Experts say the adoption of online methods by Trump’s aides somewhat mirror the rollicking and often aggressive atmosphere that often imbued his campaign rallies, with commentators undercutting serious expressions of opinion.

“It’s as if we have an administration of reply guys,” said Shannon C. McGregor, a principal investigator at the Center for Information, Technology, and Public Life at the University of North Carolina, referring to chronic online posters.

And the attitude of “nothing matters” may serve a secondary goal, she added, making it acceptable for backers of the president’s policies to cheer videos of masked men making arrests, for example.

“That, I think, is a purposeful tactic,” Ms. McGregor said, allowing his supporters “to enjoy, and to feel that permission to enjoy, what’s going on, but also to really undermine the seriousness of the impact. And I think that’s also a really, very chronically extremely online sentiment.”
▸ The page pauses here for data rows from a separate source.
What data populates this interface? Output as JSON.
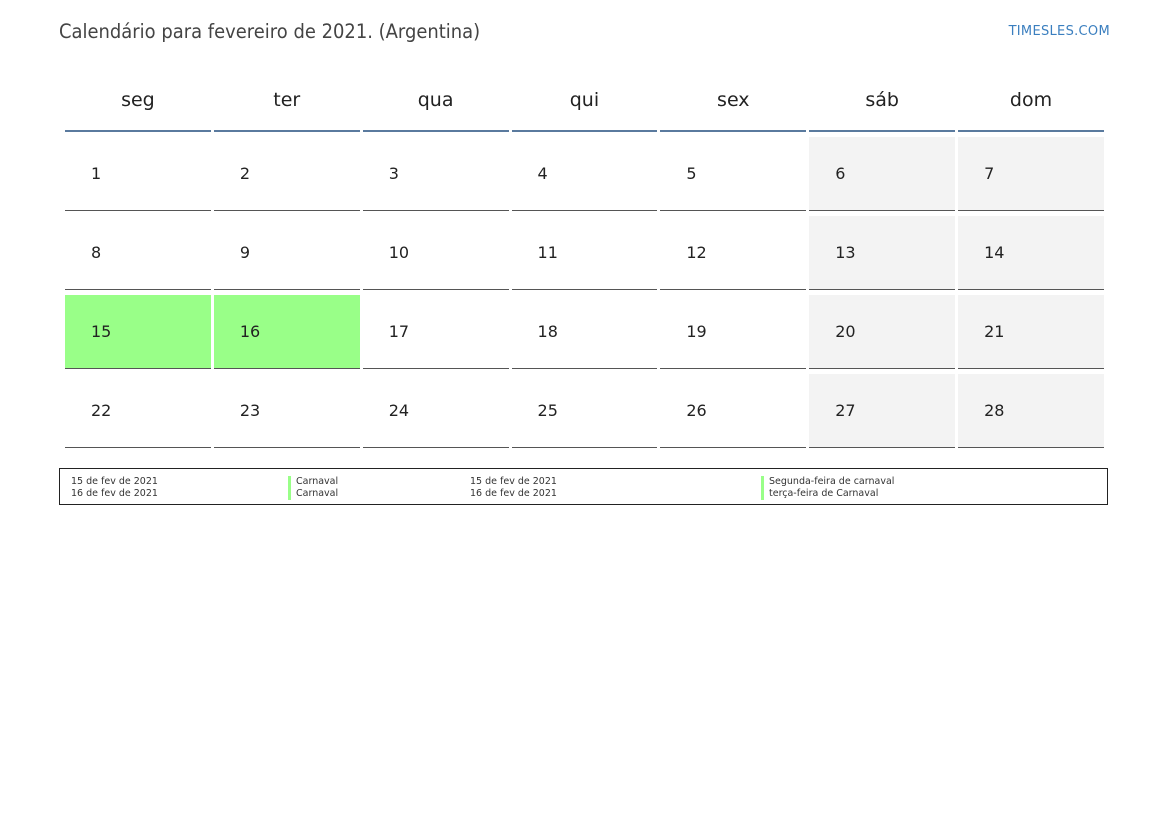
{
  "header": {
    "title": "Calendário para fevereiro de 2021. (Argentina)",
    "brand": "TIMESLES.COM"
  },
  "calendar": {
    "weekdays": [
      "seg",
      "ter",
      "qua",
      "qui",
      "sex",
      "sáb",
      "dom"
    ],
    "weeks": [
      [
        "1",
        "2",
        "3",
        "4",
        "5",
        "6",
        "7"
      ],
      [
        "8",
        "9",
        "10",
        "11",
        "12",
        "13",
        "14"
      ],
      [
        "15",
        "16",
        "17",
        "18",
        "19",
        "20",
        "21"
      ],
      [
        "22",
        "23",
        "24",
        "25",
        "26",
        "27",
        "28"
      ]
    ],
    "holiday_color": "#99ff88",
    "weekend_color": "#f3f3f3"
  },
  "legend": {
    "left": [
      {
        "date": "15 de fev de 2021",
        "name": "Carnaval"
      },
      {
        "date": "16 de fev de 2021",
        "name": "Carnaval"
      }
    ],
    "right": [
      {
        "date": "15 de fev de 2021",
        "name": "Segunda-feira de carnaval"
      },
      {
        "date": "16 de fev de 2021",
        "name": "terça-feira de Carnaval"
      }
    ]
  }
}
Even critics like Mr. Nolan concede that the Trump social media army is effective in “competing in that particular arena, in the Twitter arena basically.”

But, he added, the worry is about the long-term effects of that focus, noting that during Mr. Trump’s first term “there was still a bureaucracy in place that was actually running the government while he could do his performances.

“Now it’s like the operational bureaucratic class of the government has been purged,” he said. “And it’s a completely performative class.”

Ms. Phillips, the trolling expert at the University of Oregon, said her students believe that “politics equals trolling,” and that makes it “extra challenging if you’re trying to call attention to something being historically unprecedented.”

“Because,” she said, “everything is precedented.”